Part of the challenge here is that even practitioners who use muscle testing aren’t using high enough dosages of the medicines to find the parasites they’re looking for. For example, you might test 250mg of Metronidazole (the Giardia dosage) and not get a hit on the eyes because you should have tested 750mg of Metronidazole (the Entamoeba Histolytica dosage). Each dosage indicates it’s own parasite and there are over 100 parasites you can find with this methodology. Then you need to be clear on the times/day and number of days that treatment needs to be implemented for, which can be unique for each of the 100+. There are thousands of possible combinations, making this an incredibly technical process and not for the novice. To be clear, I am not recommending these dosages be consumed, just used to find the parasites as a diagnostic screen. If prescription medications aren’t your thing you don’t have to take them (you could always try eliminating the parasite with a sound frequency), but if you don’t test at the dosages outlined above you won’t cover your bases and could miss screening up to 90% of the parasites your eyes could possibly have.

I would love to think that this information was benefiting millions of people who I will never meet, instead of them continually getting stronger prescriptions for their eyeglasses and slowly losing their eyesight. It’s not right. It doesn’t need to happen.

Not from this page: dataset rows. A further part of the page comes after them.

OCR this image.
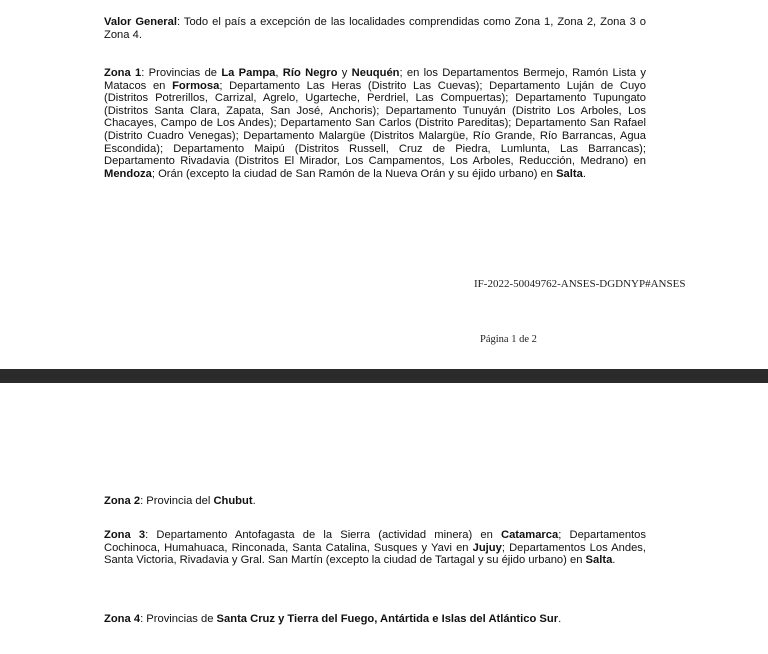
Valor General: Todo el país a excepción de las localidades comprendidas como Zona 1, Zona 2, Zona 3 o Zona 4.

Zona 1: Provincias de La Pampa, Río Negro y Neuquén; en los Departamentos Bermejo, Ramón Lista y Matacos en Formosa; Departamento Las Heras (Distrito Las Cuevas); Departamento Luján de Cuyo (Distritos Potrerillos, Carrizal, Agrelo, Ugarteche, Perdriel, Las Compuertas); Departamento Tupungato (Distritos Santa Clara, Zapata, San José, Anchoris); Departamento Tunuyán (Distrito Los Arboles, Los Chacayes, Campo de Los Andes); Departamento San Carlos (Distrito Pareditas); Departamento San Rafael (Distrito Cuadro Venegas); Departamento Malargüe (Distritos Malargüe, Río Grande, Río Barrancas, Agua Escondida); Departamento Maipú (Distritos Russell, Cruz de Piedra, Lumlunta, Las Barrancas); Departamento Rivadavia (Distritos El Mirador, Los Campamentos, Los Arboles, Reducción, Medrano) en Mendoza; Orán (excepto la ciudad de San Ramón de la Nueva Orán y su éjido urbano) en Salta.

IF-2022-50049762-ANSES-DGDNYP#ANSES
Página 1 de 2

Zona 2: Provincia del Chubut.

Zona 3: Departamento Antofagasta de la Sierra (actividad minera) en Catamarca; Departamentos Cochinoca, Humahuaca, Rinconada, Santa Catalina, Susques y Yavi en Jujuy; Departamentos Los Andes, Santa Victoria, Rivadavia y Gral. San Martín (excepto la ciudad de Tartagal y su éjido urbano) en Salta.

Zona 4: Provincias de Santa Cruz y Tierra del Fuego, Antártida e Islas del Atlántico Sur.
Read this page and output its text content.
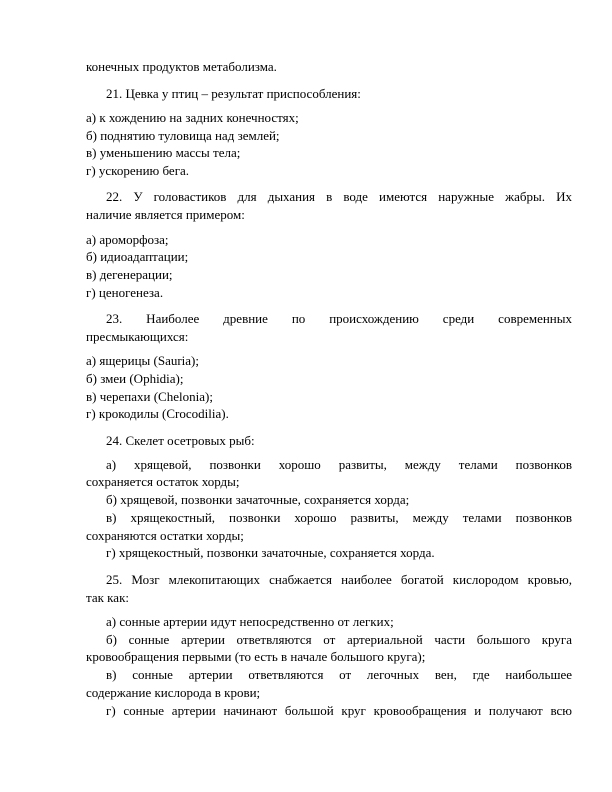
конечных продуктов метаболизма.
21. Цевка у птиц – результат приспособления:
а) к хождению на задних конечностях;
б) поднятию туловища над землей;
в) уменьшению массы тела;
г) ускорению бега.
22. У головастиков для дыхания в воде имеются наружные жабры. Их
наличие является примером:
а) ароморфоза;
б) идиоадаптации;
в) дегенерации;
г) ценогенеза.
23. Наиболее древние по происхождению среди современных
пресмыкающихся:
а) ящерицы (Sauria);
б) змеи (Ophidia);
в) черепахи (Chelonia);
г) крокодилы (Crocodilia).
24. Скелет осетровых рыб:
а) хрящевой, позвонки хорошо развиты, между телами позвонков
сохраняется остаток хорды;
б) хрящевой, позвонки зачаточные, сохраняется хорда;
в) хрящекостный, позвонки хорошо развиты, между телами позвонков
сохраняются остатки хорды;
г) хрящекостный, позвонки зачаточные, сохраняется хорда.
25. Мозг млекопитающих снабжается наиболее богатой кислородом кровью,
так как:
а) сонные артерии идут непосредственно от легких;
б) сонные артерии ответвляются от артериальной части большого круга
кровообращения первыми (то есть в начале большого круга);
в) сонные артерии ответвляются от легочных вен, где наибольшее
содержание кислорода в крови;
г) сонные артерии начинают большой круг кровообращения и получают всю
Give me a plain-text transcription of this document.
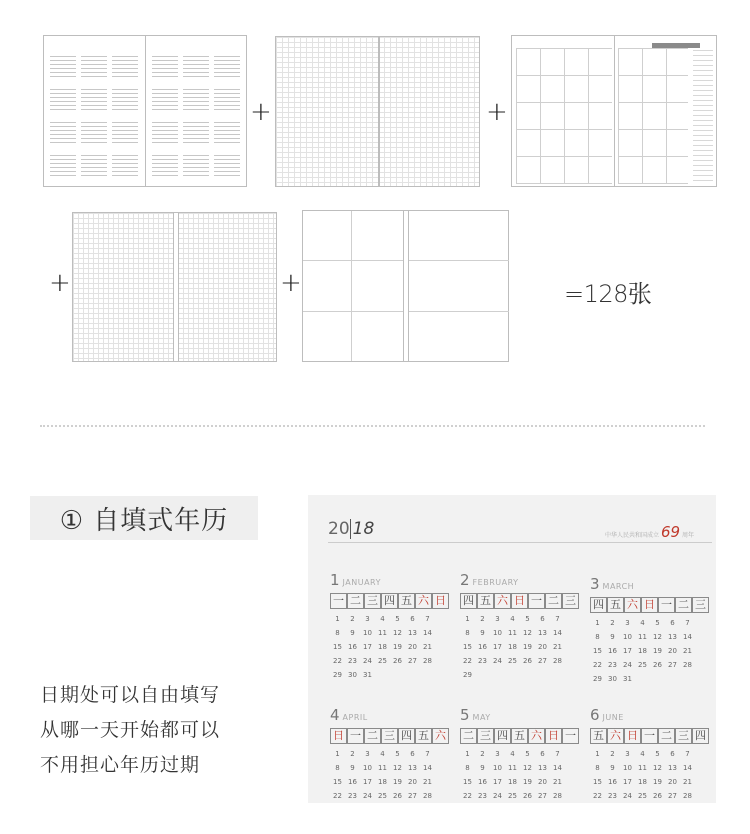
+	+
+	+	=128张
① 自填式年历
日期处可以自由填写
从哪一天开始都可以
不用担心年历过期
20 18	中华人民共和国成立 69 周年
1 JANUARY
一 二 三 四 五 六 日
1	2	3	4	5	6	7
8	9	10 11 12 13 14
15 16 17 18 19 20 21
22 23 24 25 26 27 28
29 30 31
2 FEBRUARY
四 五 六 日 一 二 三
1	2	3	4	5	6	7
8	9	10 11 12 13 14
15 16 17 18 19 20 21
22 23 24 25 26 27 28
29
3 MARCH
四 五 六 日 一 二 三
1	2	3	4	5	6	7
8	9	10 11 12 13 14
15 16 17 18 19 20 21
22 23 24 25 26 27 28
29 30 31
4 APRIL
日 一 二 三 四 五 六
1	2	3	4	5	6	7
8	9	10 11 12 13 14
15 16 17 18 19 20 21
22 23 24 25 26 27 28
5 MAY
二 三 四 五 六 日 一
1	2	3	4	5	6	7
8	9	10 11 12 13 14
15 16 17 18 19 20 21
22 23 24 25 26 27 28
6 JUNE
五 六 日 一 二 三 四
1	2	3	4	5	6	7
8	9	10 11 12 13 14
15 16 17 18 19 20 21
22 23 24 25 26 27 28
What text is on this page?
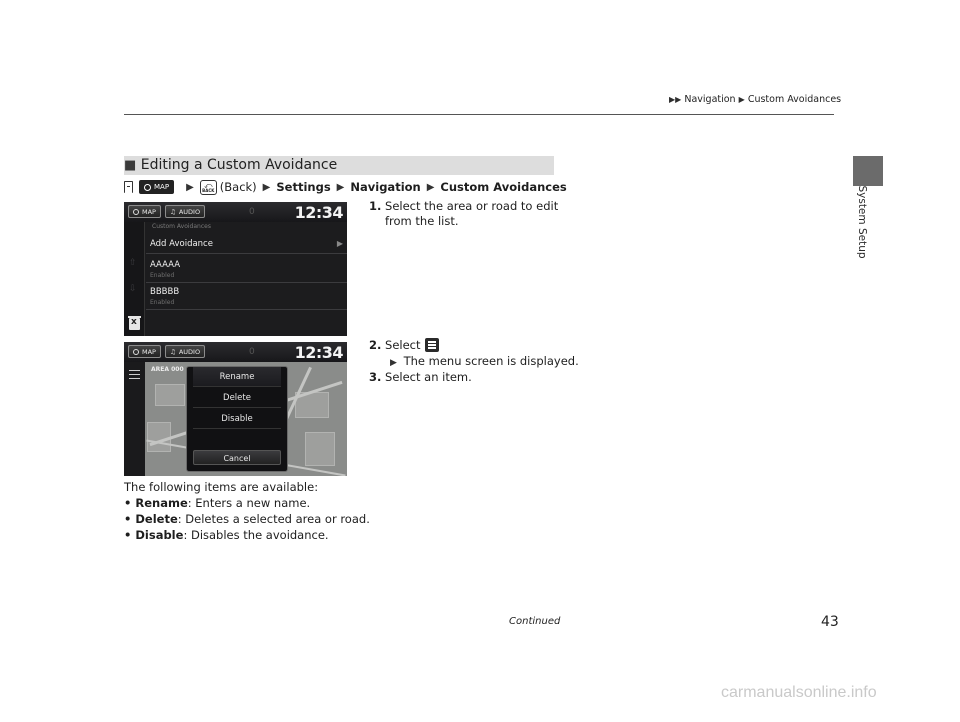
▶▶ Navigation ▶ Custom Avoidances
System Setup
■ Editing a Custom Avoidance
MAP ▶ ⤺
BACK (Back) ▶ Settings ▶ Navigation ▶ Custom Avoidances
MAP ♫ AUDIO	0 12:34
⇧
⇩
x
Custom Avoidances
Add Avoidance	▶
AAAAA
Enabled
BBBBB
Enabled
MAP ♫ AUDIO	0 12:34
AREA 000
Rename
Delete
Disable
Cancel
1. Select the area or road to edit
from the list.
2. Select
▶ The menu screen is displayed.
3. Select an item.
The following items are available:
• Rename: Enters a new name.
• Delete: Deletes a selected area or road.
• Disable: Disables the avoidance.
Continued	43
carmanualsonline.info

12. Alzheimer’s. These commercials are just depressing. If it’s not bad enough that you just watched a series of ads that tell you you’re going to get psoriasis, tooth loss or at least enamel loss, bad breath, knee pain, back pain, baldness, dandruff, incontinence, chronic colds, headaches and blindness, now you’re going to lose your memory and not even know all those other things happened. I mean, Wow. What an unfortunate, limited view of the human condition. 2 Million years of evolution, tens of trillions of neural connections in the brain, 7.5 billion minds sharing the latest scientific research on social media, we’ve split the atom, been to the moon, going to mars, some of our sages and mystics have attained pure enlightenment, we’ve produced Aristotle, Bach, Mozart, Beethoven, Shakespeare, Virgil, the Latin language, Isaac Newton, Einstein, binary mathematics, discovered the periodic table, analyzed the light from other galaxies and this is what we have to look forward to: mentally self-destructing? Somebody somewhere has missed something, and I think it’s a parasite… Alzheimer’s, like all the above conditions, is directly caused by a parasite. Because Alzheimer’s isn’t my primary focus, at the time of this writing I’ve only tested about 25 Alzheimer’s cases, but so far every one of them has been a combination of at least two parasites: an intestinal fluke that’s crawled into the esophagus and a protozoan (single-celled) parasite (giardia or entamoeba histolytica). In the cases I’ve had the opportunity to follow through with, I’ve noticed good restorative progress in cognitive functioning and memory when even one of the associated parasites are eliminated and there has been a near-complete turn-around when both (or all) were eliminated. Does that make Alzheimer’s curable? Is Alzheimer’s even a real condition in this case? I would propose that the symptoms are very real, even horrifying, but that the symptoms do not cause themselves. No symptom causes itself, that’s a logical contradiction – Aristotle would have been appalled. The aspect of Alzheimer’s that is being overlooked by mislabeling it an autoimmune condition is the parasite part of the equation. Get your parasites out and you can halt and possibly repair the damage that Alzheimer’s represents. Better still, get your parasites out and you won’t get it to begin with.

So That’s That

I turned off the TV. I had all these thoughts in my head and no one to tell them to. So I’m telling you. I hope this helps, you deserve to be healthy. Get your parasites out and it will happen.